In 2020 the rules for qualifying for a Contributors State pension will change. It will be calculated on the number of PRSI contributions that have been paid rather than the present yearly average formula. The minimum will be 10 years to qualify for a pension and the maximum 30 years will give you a full pension. 
Under the present yearly average formula retiring early and not signing on for credits(which can only be done if you are unemployed and actively seeking work) will actually decrease the yearly average and ultimately the amount of pension you will receive....but you will receive a pension for the 30 years contributions you have made.

http://www.welfare.ie/EN/Schemes/Pension/Pages/statepensionchanges.aspx


----------



## andrzej (30 Apr 2015)

Hi everyone
Just quick question. Im bit confused on this stage now. I would appreciate if you could help me.out with this.
Im.working part time max 24hrs a week over 3days so im getting the jobsseekers allowance everytime im within 3days and max 24hrs in work.
Im just wondering if this payment is counted into my pension or how long do I need to be on that jobsseekers allowance.also the girl in social welfare told me to applyyfor fis as we have 7month old baby.but I will need to cancel my jobsseekers allowance.
My question to you is.is there any benefit for me to switch from jobsseekers allowance into fis?!
Any help will be greatly appreciated


----------



## gipimann (30 Apr 2015)

When you work, you pay PRSI contributions.
When you sign for jobseekers, you are given a PRSI contribution credit.
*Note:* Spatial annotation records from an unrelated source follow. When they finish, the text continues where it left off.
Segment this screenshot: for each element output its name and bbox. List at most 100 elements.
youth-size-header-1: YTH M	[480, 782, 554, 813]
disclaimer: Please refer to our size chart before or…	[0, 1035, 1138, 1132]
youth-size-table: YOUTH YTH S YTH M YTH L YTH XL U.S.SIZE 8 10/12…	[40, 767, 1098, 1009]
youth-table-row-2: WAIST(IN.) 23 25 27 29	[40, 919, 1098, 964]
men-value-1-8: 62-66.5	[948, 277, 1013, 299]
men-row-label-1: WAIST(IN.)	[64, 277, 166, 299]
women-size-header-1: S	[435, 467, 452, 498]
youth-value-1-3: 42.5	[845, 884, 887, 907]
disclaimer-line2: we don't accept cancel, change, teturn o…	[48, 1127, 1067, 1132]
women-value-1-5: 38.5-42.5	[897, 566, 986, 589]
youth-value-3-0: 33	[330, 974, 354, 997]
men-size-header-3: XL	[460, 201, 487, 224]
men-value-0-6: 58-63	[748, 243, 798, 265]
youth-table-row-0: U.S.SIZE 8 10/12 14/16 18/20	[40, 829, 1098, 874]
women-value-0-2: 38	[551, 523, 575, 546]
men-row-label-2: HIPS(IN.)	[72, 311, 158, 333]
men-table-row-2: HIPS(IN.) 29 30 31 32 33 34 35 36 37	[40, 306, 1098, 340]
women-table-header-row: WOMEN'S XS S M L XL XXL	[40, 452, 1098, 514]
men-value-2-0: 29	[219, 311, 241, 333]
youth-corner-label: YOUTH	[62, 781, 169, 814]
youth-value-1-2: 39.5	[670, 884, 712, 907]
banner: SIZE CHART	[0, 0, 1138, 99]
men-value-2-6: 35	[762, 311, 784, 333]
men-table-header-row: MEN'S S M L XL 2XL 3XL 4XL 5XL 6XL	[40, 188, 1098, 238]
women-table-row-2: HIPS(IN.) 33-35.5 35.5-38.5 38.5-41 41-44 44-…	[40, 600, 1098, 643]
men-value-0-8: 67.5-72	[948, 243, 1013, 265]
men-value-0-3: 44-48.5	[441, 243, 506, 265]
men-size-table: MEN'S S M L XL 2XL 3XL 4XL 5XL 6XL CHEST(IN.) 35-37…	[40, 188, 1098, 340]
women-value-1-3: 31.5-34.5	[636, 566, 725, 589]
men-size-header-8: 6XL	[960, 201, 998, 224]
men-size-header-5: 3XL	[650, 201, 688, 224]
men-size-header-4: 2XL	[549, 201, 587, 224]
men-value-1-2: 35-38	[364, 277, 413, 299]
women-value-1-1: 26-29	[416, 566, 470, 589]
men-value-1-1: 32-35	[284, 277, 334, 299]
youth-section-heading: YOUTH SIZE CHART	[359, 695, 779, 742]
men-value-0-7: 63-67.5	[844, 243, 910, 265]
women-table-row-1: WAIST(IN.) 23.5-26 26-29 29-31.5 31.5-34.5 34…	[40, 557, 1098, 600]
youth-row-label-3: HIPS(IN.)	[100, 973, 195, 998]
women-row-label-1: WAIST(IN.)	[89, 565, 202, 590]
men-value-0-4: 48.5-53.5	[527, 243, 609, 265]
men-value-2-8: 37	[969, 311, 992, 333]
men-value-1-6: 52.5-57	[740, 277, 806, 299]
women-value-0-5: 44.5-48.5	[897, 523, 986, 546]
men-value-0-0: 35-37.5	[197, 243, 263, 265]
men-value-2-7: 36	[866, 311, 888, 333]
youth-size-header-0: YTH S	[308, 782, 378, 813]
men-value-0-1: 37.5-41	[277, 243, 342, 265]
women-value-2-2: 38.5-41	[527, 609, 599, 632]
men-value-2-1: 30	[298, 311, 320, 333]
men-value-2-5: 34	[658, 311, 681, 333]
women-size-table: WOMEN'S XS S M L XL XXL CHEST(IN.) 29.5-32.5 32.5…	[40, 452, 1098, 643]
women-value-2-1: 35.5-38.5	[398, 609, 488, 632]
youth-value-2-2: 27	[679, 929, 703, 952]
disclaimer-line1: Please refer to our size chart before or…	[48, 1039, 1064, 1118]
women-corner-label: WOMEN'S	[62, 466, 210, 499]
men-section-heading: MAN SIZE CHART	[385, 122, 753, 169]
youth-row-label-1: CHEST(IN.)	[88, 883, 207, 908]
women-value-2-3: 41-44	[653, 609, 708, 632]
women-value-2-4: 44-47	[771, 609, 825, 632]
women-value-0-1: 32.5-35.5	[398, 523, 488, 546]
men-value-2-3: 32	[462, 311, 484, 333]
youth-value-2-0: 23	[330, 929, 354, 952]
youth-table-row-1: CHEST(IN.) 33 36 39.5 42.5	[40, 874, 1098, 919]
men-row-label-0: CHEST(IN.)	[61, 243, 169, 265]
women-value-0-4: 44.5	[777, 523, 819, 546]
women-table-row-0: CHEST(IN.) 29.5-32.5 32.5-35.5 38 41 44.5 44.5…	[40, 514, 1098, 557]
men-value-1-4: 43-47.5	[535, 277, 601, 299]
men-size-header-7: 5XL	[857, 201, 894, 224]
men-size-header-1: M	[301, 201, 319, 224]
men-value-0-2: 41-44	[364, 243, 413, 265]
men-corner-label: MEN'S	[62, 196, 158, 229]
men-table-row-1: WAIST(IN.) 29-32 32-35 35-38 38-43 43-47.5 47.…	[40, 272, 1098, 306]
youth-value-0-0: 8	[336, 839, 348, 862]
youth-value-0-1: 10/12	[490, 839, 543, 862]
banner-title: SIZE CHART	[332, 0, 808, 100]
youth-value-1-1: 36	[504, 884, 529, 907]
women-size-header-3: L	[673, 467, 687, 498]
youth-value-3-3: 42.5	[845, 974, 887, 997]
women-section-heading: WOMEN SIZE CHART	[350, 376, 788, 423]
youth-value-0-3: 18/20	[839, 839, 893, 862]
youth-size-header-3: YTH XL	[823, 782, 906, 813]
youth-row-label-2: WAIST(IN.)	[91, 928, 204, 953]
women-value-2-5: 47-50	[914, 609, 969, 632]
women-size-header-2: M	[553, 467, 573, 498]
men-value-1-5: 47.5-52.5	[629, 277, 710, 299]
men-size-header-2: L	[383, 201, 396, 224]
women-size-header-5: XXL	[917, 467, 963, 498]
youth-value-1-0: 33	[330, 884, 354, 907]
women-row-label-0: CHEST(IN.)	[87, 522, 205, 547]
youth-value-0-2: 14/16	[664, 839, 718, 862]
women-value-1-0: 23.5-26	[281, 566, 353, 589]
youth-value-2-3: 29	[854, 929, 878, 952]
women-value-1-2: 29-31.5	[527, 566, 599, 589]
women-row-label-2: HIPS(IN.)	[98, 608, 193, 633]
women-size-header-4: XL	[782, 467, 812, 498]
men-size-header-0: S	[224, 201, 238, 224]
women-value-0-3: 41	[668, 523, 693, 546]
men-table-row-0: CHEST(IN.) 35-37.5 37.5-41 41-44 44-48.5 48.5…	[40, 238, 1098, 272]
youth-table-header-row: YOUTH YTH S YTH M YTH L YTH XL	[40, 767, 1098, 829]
PRSI contributions (paid or credited) will be counted towards your pension (only one contribution per week can be counted, so it will either be the paid contribution or the credit).

It might have been suggested that you switch from jobseeker's allowance to FIS (family income supplement) because you would be entitled to more money on FIS.   If you qualify for FIS, it is paid each week and reviewed once each year.  You would not have to sign on each month if you are on FIS.  You must work a minimum of 19 hours per week to be eligible for FIS - if your work hours go below 19 regularly, you might not qualify.


----------



## andrzej (30 Apr 2015)

gipimann said:


> When you work, you pay PRSI contributions.
> When you sign for jobseekers, you are given a PRSI contribution credit.
> 
> PRSI contributions (paid or credited) will be counted towards your pension (only one contribution per week can be counted, so it will either be the paid contribution or the credit).
> ...


Thanks for you help gipiman. So I can get highpoteticly more money on FIS but none of the contribution is that correct? 
I wouldn't have to.ask in here about that.If the people in citizen office would be more friendly and answer my question in exactly same way as you did. 
I know it's sounds silly but im just not getting all this at aall. And The help that is provided to us is just useless.
Thank you again


----------